Kneading, stretching, punching, slapping, pushing & pulling and having a workout that Arnold Schwarzenegger would be proud of. And still my loaf wasn't the way I wanted it. Sometimes it seemed as though its natural home would be a builder's brickyard. Other times it was better but misshapen and all very frustrating and grumpy inducing. An experience shared by many no doubt.
Then I bought a book called ‘Short and Sweet’ by Dan Lepard, an Australian baker and food writer.
I didn't buy it as a bread book but fancied some of the interesting cake recipes he had. But after reading his section on making bread and his technique of ‘hands off’ kneading I was hooked.
Instead of treating your bread dough as an upstart that needs a good thrashing, he suggests a gentler approach to allow the flour, water and yeast to do their own thing with time the most important factor.

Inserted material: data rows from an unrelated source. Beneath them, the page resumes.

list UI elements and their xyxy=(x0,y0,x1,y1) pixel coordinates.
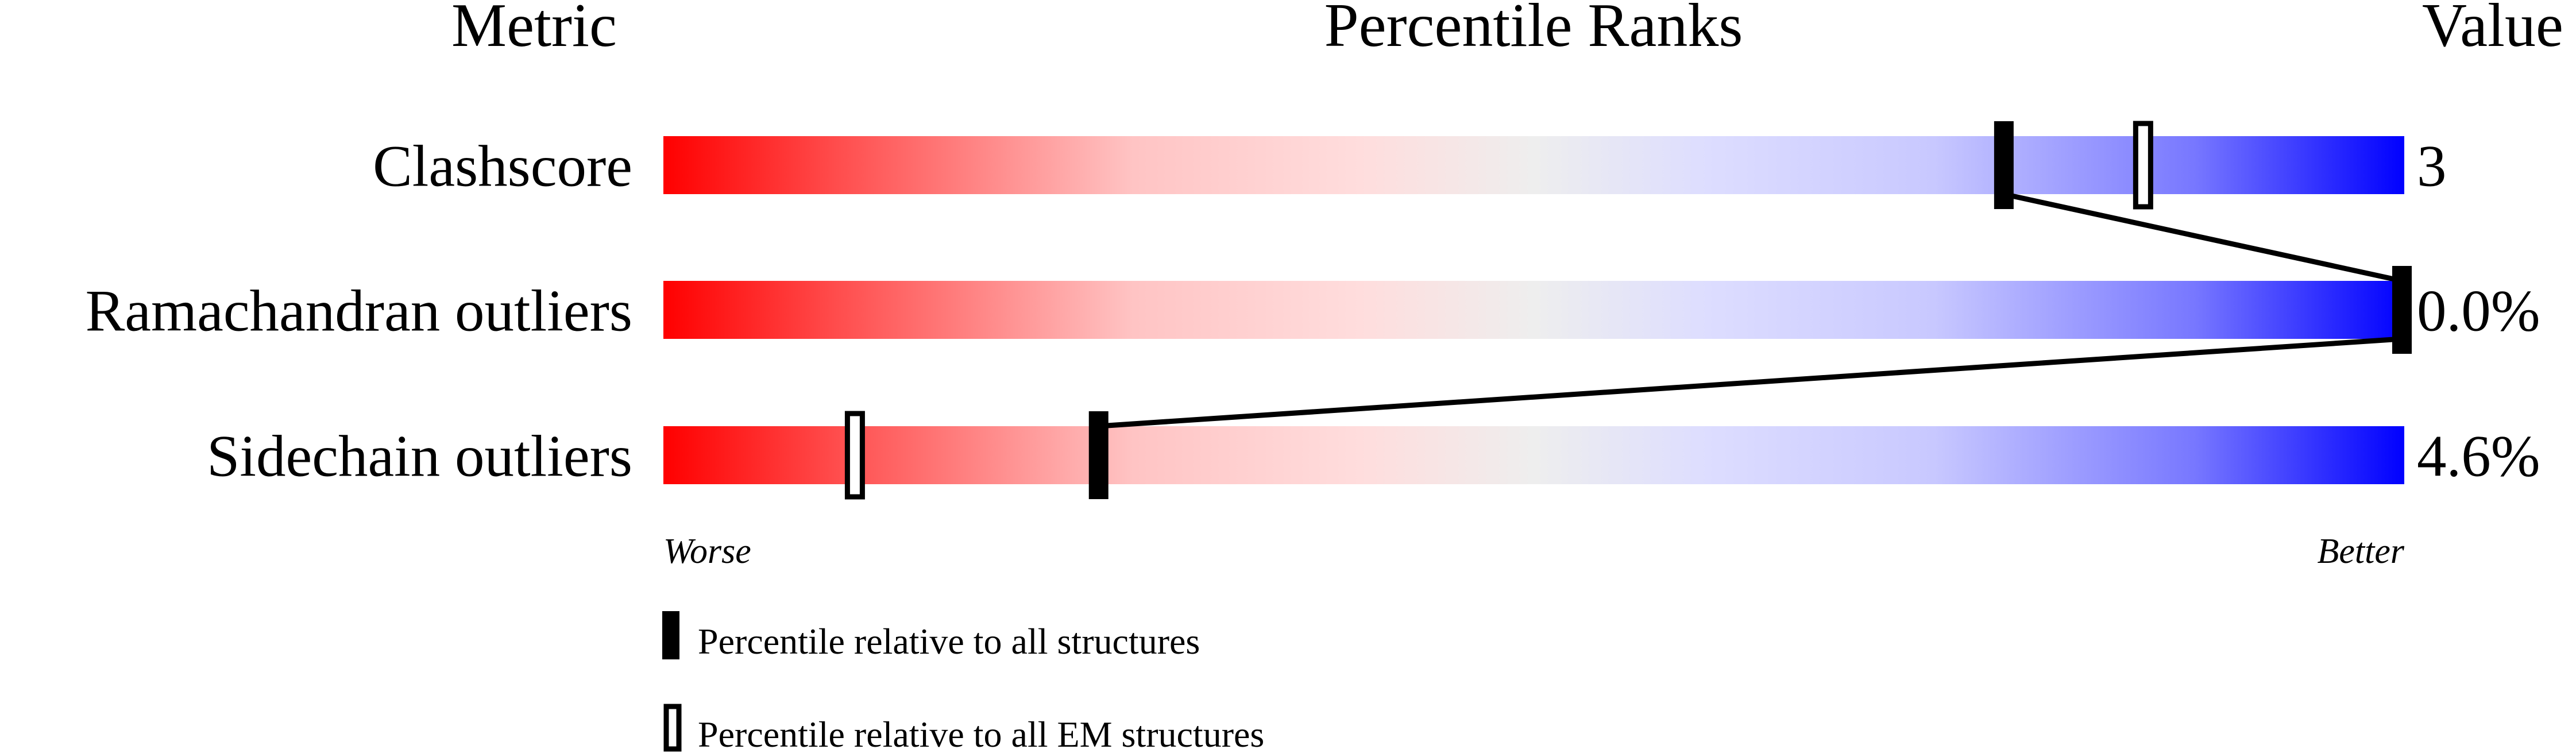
all-percentile-marker xyxy=(2392,266,2412,354)
all-percentile-marker xyxy=(1994,121,2014,209)
percentile-bar xyxy=(663,281,2404,339)
metric-label: Ramachandran outliers xyxy=(86,279,632,344)
legend-marker-all xyxy=(662,611,679,659)
em-percentile-marker xyxy=(2133,121,2153,210)
em-percentile-marker xyxy=(844,411,865,500)
axis-worse-label: Worse xyxy=(663,532,751,571)
all-percentile-marker xyxy=(1088,411,1109,499)
legend-marker-em xyxy=(663,704,682,752)
header-value: Value xyxy=(2422,0,2563,60)
metric-value: 4.6% xyxy=(2417,424,2540,489)
header-metric: Metric xyxy=(451,0,617,60)
connector-line xyxy=(1098,336,2403,429)
axis-better-label: Better xyxy=(2318,532,2405,571)
metric-value: 3 xyxy=(2417,134,2447,199)
percentile-bar xyxy=(663,426,2404,484)
legend-label-em: Percentile relative to all EM structures xyxy=(698,714,1264,753)
legend-label-all: Percentile relative to all structures xyxy=(698,621,1200,662)
metric-value: 0.0% xyxy=(2417,279,2540,344)
metric-label: Clashscore xyxy=(373,134,632,199)
metric-label: Sidechain outliers xyxy=(207,424,632,489)
header-percentile-ranks: Percentile Ranks xyxy=(1324,0,1743,60)
percentile-bar xyxy=(663,136,2404,194)
connector-line xyxy=(2003,191,2403,284)
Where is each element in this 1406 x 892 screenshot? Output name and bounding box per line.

This isn't a ‘no knead’ technique though, that you leave all day as in many recipes (which work very well, I hasten to add) but this is a relaxed way of making bread that can produce a fantastic loaf in about 4 hours.
And that makes me happy!
EASY WHITE BREAD (with thanks to Dan Lepard)
400g strong white bread flour
1 tsp fast action yeast
1 tsp fine salt
300ml warm water (approx 30°C)
Mix the flour and salt together then add the yeast. (try not to put the yeast directly onto the salt as this sometimes diminishes its strength).
Then add the warm water and mix to a shaggy mess. (I use a ‘pincer’ movement with my thumb and forefinger to mix which does a good job of replicating a mechanical mixer).
Check and feel the dough as some flours absorb more water than others. You want a nice soft dough, not too sticky and not too dry). Best way to add more water is to dip your mixing hand in some water and give a few ‘pincer’ mixes. You can easily feel and tell the change in the dough. Cover and leave the ‘shaggy’ dough to rest for about 10 minutes. This step is important as is helps the flour absorb the water.
Then you do your first quick knead.
I do this inside the bowl by rubbing a little olive oil on the fingers of my kneading hand to prevent the dough sticking, then pulling the edge of the dough furthest away from me up and over to the edge nearest to me, then pressing down and stretching away with my fist. Then give a quarter turn and repeat. I keep doing this for about 20-30 seconds only. Try and get into a quick rhythm when you are doing this. Don't bash the dough about, just a smooth rhythmic action. (see pics below)
You should see the dough become noticeably smoother and forming a ball.
Flip the dough over so the smooth side is on top, cover and leave for 10 minutes.
Repeat this technique another two times.
Then cover the dough and leave in a warmish room (about 21-25*c) for about 1.5 to 2 hours or until it looks about doubled in size.
When the dough looks puffed up and ‘airy’, gently tip out of the bowl onto a lightly floured surface. You can tell if it is ready when you are tipping it onto your surface as the dough will have a ‘spiders web’ appearance with lots of small holes. (see pic below)
This is where you shape your loaf for your 2lb loaf tin. As you become more experienced and confident you will be able to try more shapes, like a boule, batard or baton.
Lightly grease the inside of your loaf tin with butter and sprinkle with a little flour to coat the bottom and sides. Take the risen dough and flatten it into a rectangle a little less than the length of your tin. Roll it up tightly and place it seam side down in the tin, cover and leave to prove until the dough rises to the top of the tin.
Do not over prove at this point as you need the dough to still have a bit of life before going into the oven.
If it rises too much at this stage it may collapse when baked, giving a dense, heavy loaf.
Preheat oven to 220*c/200*c.
Put a metal tin or tray in the bottom of the oven and fill with boiling water just before putting the bread in to bake. The steam produced helps with an excellent crust.
Now to score the dough which is important for the rise and look of the loaf when baking. Flour the top and using a sharp knife cut a slash down the centre or three diagonal cuts across the surface.
Bake for 35-40 minutes until the crust is a good colour and the base sounds hollow when tapped. Or the middle of the loaf registers about 93°C on an instant read thermometer.